In Forchheim sind nach Auskunft der beiden Lokalzeitungen in der Nacht auf den 10. März 1933 auf "Anordnung des kommissarischen Innenministeriums" mehrere SA-Leute als Hilfspolizisten vereidigt worden. Sie übernahmen zusammen mit der städtischen Polizei "den Patrouillendienst in der Stadt".

Tagsüber nahmen sie "Angehörige linksradikaler Organisationen" in Schutzhaft: den KPD-Vorsitzenden Johannes Götz und den Reichsbannerführer Johann Bußler (1888-1971), tags darauf am Samstag, 11. März, den SPD-Vorsitzenden und Stadtrat Georg Schacher (1887-1949), seine Fraktionskollegen Fritz Ruckdeschel (1888-1969) und Karl Ziegler (1878-1934) sowie den Gewerkschaftsvorsitzenden Johann Feustel und den sozialdemokratischen Arbeiter Johann Trautner.

Am Nachmittag kamen dann für kurze Zeit auch führende Mitglieder der Bayernwacht in Schutzhaft.

Die Bayernwacht war die Wehr- und Schutzorganusation der Bayerischen Volkspartei (BVP). Unter den Verhafteten waren der Werkmeister Willi Deckert, der Schreinermeister Karl Kaeß und aus Willersdorf der Gauführer Lunz.

Am 10. März 1933, am Tag also, an dem in Forchheim die Nationalsozialisten ihre politischen Gegner in Schutzhaft nahmen, titelte das Forchheimer Tagblatt: "Neuer Kurs in Bayern". Unmissverständlich war die Botschaft der darunter stehenden Schlagzeile: "Anfang der nationalen Revolution".

Schritt in die Diktatur

Tatsächlich begann mit dem Sturz der geschäftsführenden Regierung in München auch in Bayern der Weg in die Diktatur. Ein erster Schritt war knapp zwei Wochen später die Einsetzung sogenannter Sonderkommissaren bei den Kreisregierungen und den Bezirksämtern. Dies ging auf das Konto des kommissarischen bayerischen Innenministers Adolf Wagner (1890-1944).

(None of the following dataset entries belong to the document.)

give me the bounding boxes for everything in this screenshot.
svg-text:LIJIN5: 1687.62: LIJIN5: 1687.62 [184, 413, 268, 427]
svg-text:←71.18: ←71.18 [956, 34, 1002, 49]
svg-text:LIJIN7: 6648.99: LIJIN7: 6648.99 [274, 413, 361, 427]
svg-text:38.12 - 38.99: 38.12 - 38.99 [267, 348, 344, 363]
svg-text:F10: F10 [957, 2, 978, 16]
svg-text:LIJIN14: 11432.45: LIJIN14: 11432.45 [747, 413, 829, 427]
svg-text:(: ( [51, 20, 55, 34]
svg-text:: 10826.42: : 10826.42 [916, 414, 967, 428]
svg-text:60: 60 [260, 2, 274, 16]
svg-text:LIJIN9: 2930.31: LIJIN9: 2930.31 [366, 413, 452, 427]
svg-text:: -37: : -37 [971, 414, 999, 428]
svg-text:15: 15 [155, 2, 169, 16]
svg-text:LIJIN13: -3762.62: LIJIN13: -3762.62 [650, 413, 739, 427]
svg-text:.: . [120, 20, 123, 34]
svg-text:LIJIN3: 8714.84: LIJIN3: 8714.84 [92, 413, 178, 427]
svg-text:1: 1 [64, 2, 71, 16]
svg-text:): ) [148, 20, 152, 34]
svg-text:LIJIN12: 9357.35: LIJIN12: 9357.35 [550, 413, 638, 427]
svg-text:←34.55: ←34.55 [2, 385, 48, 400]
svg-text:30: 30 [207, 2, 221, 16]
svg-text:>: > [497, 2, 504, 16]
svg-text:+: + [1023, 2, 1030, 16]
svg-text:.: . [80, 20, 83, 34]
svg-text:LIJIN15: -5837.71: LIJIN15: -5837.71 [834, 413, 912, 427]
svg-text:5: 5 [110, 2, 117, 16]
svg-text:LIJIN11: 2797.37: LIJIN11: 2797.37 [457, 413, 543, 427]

Die Aufgabe der Sonderkommissare war es, "darüber zu wachen, daß Spitzel und Provokateure die SA nicht in Misskredit" brächten und gleichzeitig "dafür zu sorgen, daß die Anordnungen der kommissarischen Regierung schnellstens und ordnungsgemäß durchgeführt" würden.

Röhms Sturmabteilungen der NSDAP, die braune SA, nahm die staatliche Verwaltung in den Griff. Für Oberfranken war in Bayreuth der Führer der SA-Brigade 77, Heinrich Hager (1893-1941) zuständig.

Nicht konkret geregelt

Von 1932 bis zu seinem Tod war Hager Reichstagsabgeordneter für den Wahlkreis 26 (Franken). Er setzte am Bezirksamt Forchheim als Sonderkommissar den Gräfenberger Sturmbannführer Hans Rammensee ein, der wiederum für die Stadt Forchheim den NSDAP-Ortsgruppenführer Hans Hofmann zum Stadtkommissär bestimmte.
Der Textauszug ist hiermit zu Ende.